At present, many housing estates have experienced a situation of "flat supply and over-renting". Taking City One, Shatin as an example, a 500-square-foot two-bedroom unit has a market price of about 5.5 million and a rent of about HK$15,000. If the down payment is 30% (1.65 million), the mortgage is 3.85 million, and the repayment period is 30 years, the monthly payment is about HK$18,700 (calculated at an interest rate of 4.125%).
Although the current payment is still slightly higher than the rent, once the interest rate drops by 1%, the payment will be reduced to approximately HK$16,500, truly achieving "equal payment and rent". This is a very attractive time to enter the market for owner-occupiers.
Strategy 2: Make good use of "mortgage insurance" to increase leverage
The Hong Kong Monetary Authority stipulates that properties with a value of less than 10 million can be borrowed at a maximum of 90% (mortgage insurance is required), and properties with a value of 10 to 15 million can be borrowed at a maximum of 80-90%. Making good use of mortgage insurance can lower the down payment threshold and get started early.
For example, for an 8 million property, if you borrow a 90% mortgage, the down payment is only 800,000 (plus a mortgage insurance premium of about 200,000, which can be included in the loan amount). Compared with the down payment of 3.2 million required to borrow a 60% mortgage, the threshold is significantly lower.
:::tip Experts remind Using mortgage insurance requires paying premiums, and the monthly payments will be higher. Buyers must ensure that their debt service ratio (DSR) meets requirements, generally not exceeding 50%. It is recommended to first use the bank's 'mortgage calculator' to assess their affordability. :::
Strategy 3: Enter the market in stages to reduce risks
If you have sufficient funds on hand but are worried about "buying the wrong market", you can consider the "staged market entry" strategy. For example, first buy a smaller unit for self-occupation or rent collection, and then consider adding more money after the market becomes more clear.
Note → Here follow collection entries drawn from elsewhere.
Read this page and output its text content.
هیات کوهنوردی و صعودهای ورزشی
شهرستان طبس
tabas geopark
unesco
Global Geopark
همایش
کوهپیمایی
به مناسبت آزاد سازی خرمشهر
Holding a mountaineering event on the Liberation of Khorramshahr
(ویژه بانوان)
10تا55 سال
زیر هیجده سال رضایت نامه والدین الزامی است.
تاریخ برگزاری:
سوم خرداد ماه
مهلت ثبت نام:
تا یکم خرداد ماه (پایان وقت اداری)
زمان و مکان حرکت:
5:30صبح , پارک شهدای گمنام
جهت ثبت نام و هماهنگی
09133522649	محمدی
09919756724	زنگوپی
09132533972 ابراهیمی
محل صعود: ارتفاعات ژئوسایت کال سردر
The benefits of doing this are:
- Reduce the risk of one-time investment
- You can actually experience the real estate market trends and accumulate experience
- If property prices continue to adjust, there will still be funds to "sell goods"
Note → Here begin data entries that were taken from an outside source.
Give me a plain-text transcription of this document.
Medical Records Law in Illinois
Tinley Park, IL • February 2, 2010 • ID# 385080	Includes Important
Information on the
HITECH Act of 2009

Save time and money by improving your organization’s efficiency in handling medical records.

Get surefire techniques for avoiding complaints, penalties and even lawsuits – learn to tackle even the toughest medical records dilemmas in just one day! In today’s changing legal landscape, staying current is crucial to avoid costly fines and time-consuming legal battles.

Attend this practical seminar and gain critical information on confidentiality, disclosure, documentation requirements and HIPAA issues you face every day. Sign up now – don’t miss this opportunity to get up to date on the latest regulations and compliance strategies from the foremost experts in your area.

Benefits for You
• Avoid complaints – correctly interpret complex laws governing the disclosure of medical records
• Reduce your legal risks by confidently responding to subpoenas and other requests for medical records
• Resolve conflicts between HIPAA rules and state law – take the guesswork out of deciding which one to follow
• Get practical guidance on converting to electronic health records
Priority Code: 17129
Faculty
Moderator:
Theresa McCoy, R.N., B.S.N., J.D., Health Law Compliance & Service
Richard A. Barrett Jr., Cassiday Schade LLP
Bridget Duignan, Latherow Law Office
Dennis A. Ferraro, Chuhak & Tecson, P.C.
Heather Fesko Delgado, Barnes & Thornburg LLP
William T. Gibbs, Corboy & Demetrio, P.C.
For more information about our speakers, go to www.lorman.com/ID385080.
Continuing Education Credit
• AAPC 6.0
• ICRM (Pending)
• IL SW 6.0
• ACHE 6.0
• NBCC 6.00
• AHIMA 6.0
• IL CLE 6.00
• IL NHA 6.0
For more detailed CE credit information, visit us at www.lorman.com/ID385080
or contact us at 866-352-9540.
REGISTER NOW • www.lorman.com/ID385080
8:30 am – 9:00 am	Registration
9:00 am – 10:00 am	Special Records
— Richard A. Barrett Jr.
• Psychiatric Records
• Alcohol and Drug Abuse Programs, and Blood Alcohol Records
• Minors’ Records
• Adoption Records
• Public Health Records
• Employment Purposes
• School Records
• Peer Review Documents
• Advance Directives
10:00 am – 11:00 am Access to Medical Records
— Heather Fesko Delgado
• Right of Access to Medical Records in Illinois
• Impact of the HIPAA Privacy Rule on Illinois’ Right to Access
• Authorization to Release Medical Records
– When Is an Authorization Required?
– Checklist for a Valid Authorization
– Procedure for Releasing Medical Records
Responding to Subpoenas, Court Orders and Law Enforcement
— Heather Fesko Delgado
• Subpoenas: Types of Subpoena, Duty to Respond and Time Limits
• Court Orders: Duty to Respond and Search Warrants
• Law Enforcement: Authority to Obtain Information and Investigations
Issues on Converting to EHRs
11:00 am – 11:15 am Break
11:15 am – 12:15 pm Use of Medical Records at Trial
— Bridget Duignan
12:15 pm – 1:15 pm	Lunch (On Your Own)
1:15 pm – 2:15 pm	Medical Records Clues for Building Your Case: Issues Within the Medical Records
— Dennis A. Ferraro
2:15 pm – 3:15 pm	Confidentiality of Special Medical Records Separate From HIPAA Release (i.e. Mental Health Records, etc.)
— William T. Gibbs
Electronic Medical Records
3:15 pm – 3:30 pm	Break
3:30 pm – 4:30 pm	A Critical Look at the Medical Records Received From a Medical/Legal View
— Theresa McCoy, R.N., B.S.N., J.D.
Summary: Opportunities and risks coexist, and preparation is the most important thing
The global interest rate hike cycle is coming to an end, which is indeed good news for the Hong Kong property market. The fall in interest rates will directly reduce the cost of housing, improve the affordability of buyers, and also help stimulate market transactions. Coupled with the fact that property prices have been adjusted to a more reasonable level and rental yields have increased, the situation of "flat supply and over-renting" will reappear, attracting owner-occupiers and investment buyers to enter the market.
But this does not mean that the property market will immediately "rebound". Factors such as increased supply, uncertain economic prospects, and uncertain interest rate cut schedules will still put pressure on the property market. Buyers must remain rational and carefully evaluate the timing of entering the market based on their own financial situation and needs.
Remember: buying a property is not a "bet" on the market, but a "count". As long as you make good financial planning and choose the right property, even if property prices fluctuate in the short term, it will still be a sound investment in the long run.